Sempre presentato al Festival lagunare, con in sala Michael Caine (voce narrante del documentario in pieno stile londinese) e con dieci minuti di applausi mentre scorrevano i titoli di coda (accompagnati da “My generation” degli Who sparato in modo suggestivo a tutto volume), è per l’appunto l’ammaliante racconto documentale dal titolo “My Generation” di David Batty. Un resoconto travolgente che mostra senza fronzoli, e con immagini di repertorio splendide, la forza contestatrice e dunque sovvertitrice di una generazione, ribelle quasi per natura, che attraverso l’innovazione nella musica e nell’arte ha “involontariamente” cambiato il mondo e innescato quella rivoluzione nei costumi e nel pensiero che va sotto il nome di ’68.
Dunque non fatevi fuorviare dai soliti piatti ben presentati in salsa agro-americana ma che poi ti lasciano fame di autentica sostanza. Scegliete nuovi stilemi artistici, lontani dalla cultura hollywoodiana che ormai sa solo snocciolare ricette così perfette: fastidiosamente sovraccariche di crudeltà e passione per piacere indistintamente a tutti. Il fine non è solo incassare al botteghino: come sua maestà il profitto, del resto, gentilmente richiede, ma creare una bolla ovattata sintesi a cavallo fra realtà e finzione, utile a non disturbare i grandi manovratori di cervelli e forza lavoro.

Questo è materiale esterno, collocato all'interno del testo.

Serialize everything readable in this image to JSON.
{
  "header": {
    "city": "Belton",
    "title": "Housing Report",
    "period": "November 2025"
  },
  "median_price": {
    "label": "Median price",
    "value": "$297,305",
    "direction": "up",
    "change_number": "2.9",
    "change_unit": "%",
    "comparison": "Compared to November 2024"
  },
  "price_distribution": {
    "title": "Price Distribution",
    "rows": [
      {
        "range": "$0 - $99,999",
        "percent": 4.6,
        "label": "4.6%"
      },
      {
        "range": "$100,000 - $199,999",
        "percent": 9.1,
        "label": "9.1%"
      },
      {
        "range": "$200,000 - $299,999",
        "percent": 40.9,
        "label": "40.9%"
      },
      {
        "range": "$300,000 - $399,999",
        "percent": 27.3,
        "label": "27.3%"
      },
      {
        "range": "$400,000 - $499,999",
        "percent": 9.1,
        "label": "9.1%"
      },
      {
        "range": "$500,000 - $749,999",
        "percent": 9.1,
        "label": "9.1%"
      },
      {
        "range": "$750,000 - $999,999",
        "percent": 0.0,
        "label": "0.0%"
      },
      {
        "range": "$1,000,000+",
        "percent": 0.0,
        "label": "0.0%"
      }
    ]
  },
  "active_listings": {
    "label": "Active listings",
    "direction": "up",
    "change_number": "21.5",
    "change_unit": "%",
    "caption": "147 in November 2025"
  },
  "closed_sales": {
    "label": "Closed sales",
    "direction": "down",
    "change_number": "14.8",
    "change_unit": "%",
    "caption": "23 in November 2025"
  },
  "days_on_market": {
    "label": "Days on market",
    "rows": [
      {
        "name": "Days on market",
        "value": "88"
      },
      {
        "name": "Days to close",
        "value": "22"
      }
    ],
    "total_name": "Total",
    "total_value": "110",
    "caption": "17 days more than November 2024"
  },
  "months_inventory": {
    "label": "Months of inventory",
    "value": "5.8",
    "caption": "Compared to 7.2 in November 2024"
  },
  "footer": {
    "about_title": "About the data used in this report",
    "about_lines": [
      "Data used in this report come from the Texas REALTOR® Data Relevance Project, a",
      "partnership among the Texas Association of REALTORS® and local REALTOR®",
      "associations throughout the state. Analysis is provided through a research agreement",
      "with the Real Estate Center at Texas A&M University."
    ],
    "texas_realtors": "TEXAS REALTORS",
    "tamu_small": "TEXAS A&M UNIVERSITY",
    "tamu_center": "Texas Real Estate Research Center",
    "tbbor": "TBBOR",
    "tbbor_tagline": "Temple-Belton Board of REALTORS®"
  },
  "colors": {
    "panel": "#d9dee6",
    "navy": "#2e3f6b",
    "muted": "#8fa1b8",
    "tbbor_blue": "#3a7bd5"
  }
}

Faccio seguire, dopo averla citata, la breve recensione di Sabina Guzzanti sul film in questione tratta dalla sua pagina di facebook.
THREE BILLBOARDS
“Bellissimo film, originale la storia, battute brillanti, attori creativi, un po’ Cohen un po’ Tarantino. Godibile, ben fatto. Ce ne sono tanti di film così più o meno riusciti.
Film perfetti di cui non ti resta molto. Non ti cambiano. Non ti insegnano niente di nuovo sull’amore, non ti spingono nemmeno a vestirti in un modo diverso a cambiare smorfie. Non i film di successo per lo meno.
Qual è l’ultimo film che vi ha trasformato almeno un pochino?
Perché le serie tv invece sono spesso più incisive? E’ una questione di durata?
Allora Black Mirror che dura un’ora?
Riflettiamoci.
E’ un fatto che ha a che fare più con la libertà che altro. Nelle serie ce n’è di più.
L’obbligo di stupire viene tradotto dal marketing come licenza.
Non è solo l’impigrimento degli spettatori che preferiscono il divano al calvario di cercare parcheggio. E’ il genere cinematografico che è diventato un esercizio di stile sulle diecimila regoluzze per piacere a tutti.”